[TAG] need information about sylpheed-claws
Benjamin A. Okopnik
ben at linuxgazette.net
Tue Apr 12 03:56:37 MSD 2005
On Tue, Apr 12, 2005 at 12:41:21AM +0200, Karl-Heinz Herrmann wrote:
> On Thu, 7 Jul 2005 21:18:06 -0400
> "Benjamin A. Okopnik" <ben at linuxgazette.net> wrote:
>
> > ben at Fenrir:/tmp$ dd if=/dev/zero bs=1GB count=1|bzip2 > foo.bz2
> > -rw-r--r-- 1 ben ben 722 2005-07-07 21:05 foo.bz2
> > ben at Fenrir:/tmp$ mutt -s 'Hi, Karl-Heinz!' -a foo.bz2 kh at somewhere.com
>
> > If you project that kind of compression ratio to, say, 1TB or so, you
> > can see how it might fry an AV utility's little brain... and if Mr.

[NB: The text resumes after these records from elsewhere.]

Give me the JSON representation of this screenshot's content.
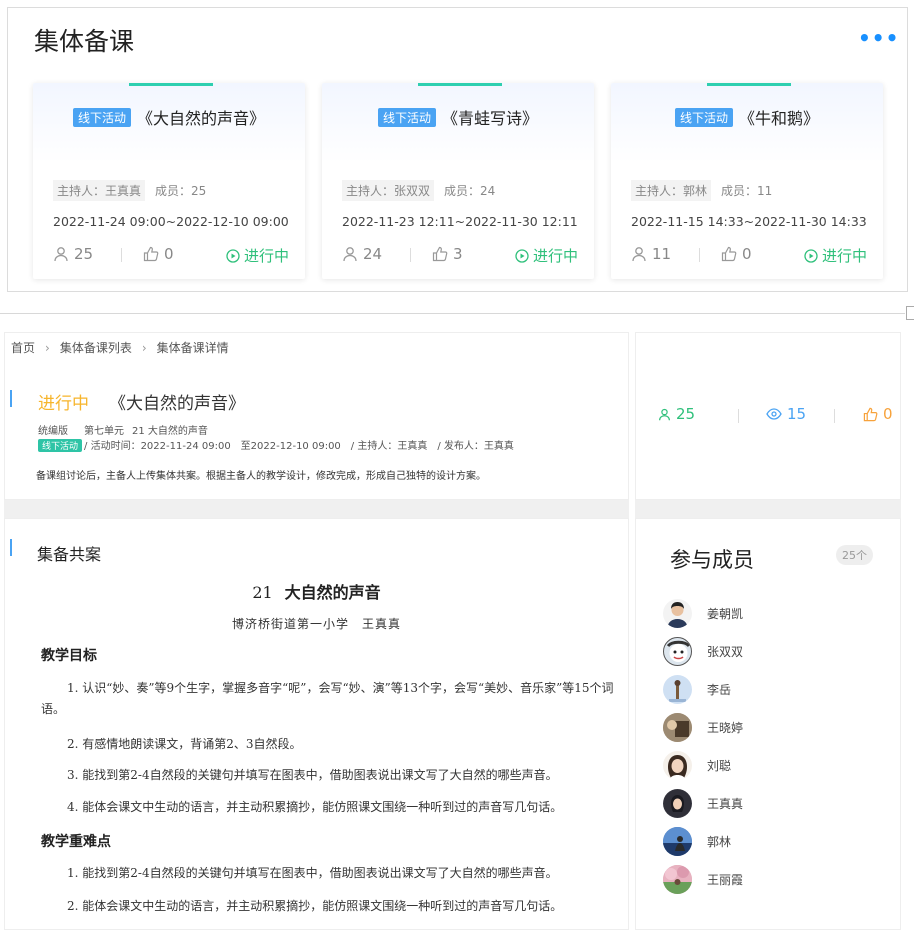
{
  "top": {
    "title": "集体备课",
    "more": "•••",
    "cards": [
      {
        "tag": "线下活动",
        "title": "《大自然的声音》",
        "host": "主持人：王真真",
        "members": "成员：25",
        "time": "2022-11-24 09:00~2022-12-10 09:00",
        "participants": "25",
        "likes": "0",
        "status": "进行中"
      },
      {
        "tag": "线下活动",
        "title": "《青蛙写诗》",
        "host": "主持人：张双双",
        "members": "成员：24",
        "time": "2022-11-23 12:11~2022-11-30 12:11",
        "participants": "24",
        "likes": "3",
        "status": "进行中"
      },
      {
        "tag": "线下活动",
        "title": "《牛和鹅》",
        "host": "主持人：郭林",
        "members": "成员：11",
        "time": "2022-11-15 14:33~2022-11-30 14:33",
        "participants": "11",
        "likes": "0",
        "status": "进行中"
      }
    ]
  },
  "breadcrumb": [
    "首页",
    "集体备课列表",
    "集体备课详情"
  ],
  "detail": {
    "status": "进行中",
    "title": "《大自然的声音》",
    "edition": "统编版",
    "unit": "第七单元",
    "lesson": "21 大自然的声音",
    "tag": "线下活动",
    "info": "/ 活动时间：2022-11-24 09:00　至2022-12-10 09:00　/ 主持人：王真真　/ 发布人：王真真",
    "description": "备课组讨论后，主备人上传集体共案。根据主备人的教学设计，修改完成，形成自己独特的设计方案。"
  },
  "stats": {
    "participants": "25",
    "views": "15",
    "likes": "0"
  },
  "plan": {
    "heading": "集备共案",
    "doc_num": "21",
    "doc_title": "大自然的声音",
    "author": "博济桥街道第一小学　王真真",
    "goals_heading": "教学目标",
    "goals": [
      "1. 认识“妙、奏”等9个生字，掌握多音字“呢”，会写“妙、演”等13个字，会写“美妙、音乐家”等15个词语。",
      "2. 有感情地朗读课文，背诵第2、3自然段。",
      "3. 能找到第2-4自然段的关键句并填写在图表中，借助图表说出课文写了大自然的哪些声音。",
      "4. 能体会课文中生动的语言，并主动积累摘抄，能仿照课文围绕一种听到过的声音写几句话。"
    ],
    "key_heading": "教学重难点",
    "key_points": [
      "1. 能找到第2-4自然段的关键句并填写在图表中，借助图表说出课文写了大自然的哪些声音。",
      "2. 能体会课文中生动的语言，并主动积累摘抄，能仿照课文围绕一种听到过的声音写几句话。"
    ]
  },
  "members": {
    "title": "参与成员",
    "count": "25个",
    "list": [
      "姜朝凯",
      "张双双",
      "李岳",
      "王晓婷",
      "刘聪",
      "王真真",
      "郭林",
      "王丽霞"
    ]
  },
  "colors": {
    "accent": "#4aa3f3",
    "green": "#2fc07b",
    "teal": "#2ecfb0",
    "orange": "#f7a23b",
    "yellow": "#f7b52c"
  }
}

> > Cracker is lucky, it might totally fill up the partition as well.
>
> That would indeed be a nasty mail bomb. On the other hand I felt rather
> save from viruses on a Dec alpha/64 bit running OSF Unix which was even
> hidden behind a firewall and did not receive mails directly.
...which is, of course, The Right Thing in many cases.
__ Mail server __
--> Router/FW < > Router/FW --> LAN
-- Web server ---
Both of the servers, of course, have a minimal tool set (just enough to
accomplish the job they need to do) so that Mr. Cracker has nothing to
work with if he should get that far... so cracking the outside router
AND root on the servers that have a public "face" leaves him essentially
where he was before he started - or worse. Better yet, use Kapil's
"transparent FS" idea: the reads go through to the FS, but the writes to
everything except, e.g., the mail spool and the logs go off to
/dev/null... let'em figure *that* one out. :)
> Still for the querent I think the best is to to decouple the
> gui-mailer and the filtering to avoid long waits and hangs. Then
> spamd/spamc should do nicely even on a rather meager system. I did not
> get the impression that fetchmail was exceptionally memory hungry, just
> CPU spikes.
[Nod] That's my experience as well. It seems to me that anytime you can
use an "older", console-based Unix utility or an older, time-tested
daemon, you're better off in terms of resiliency and broader
capabilities; certainly in regard to the range of things that can be
handled without bogging the system.
I use GUIs the way some people make sushi: the stuff on top is just
*flavoring*, not the actual food (the /gohan/ is what holds that
distinction <http://www.japan-guide.com/e/e2043.html>). And I agree with
Brian: a mouse is indeed a device for selecting which xterm you type in.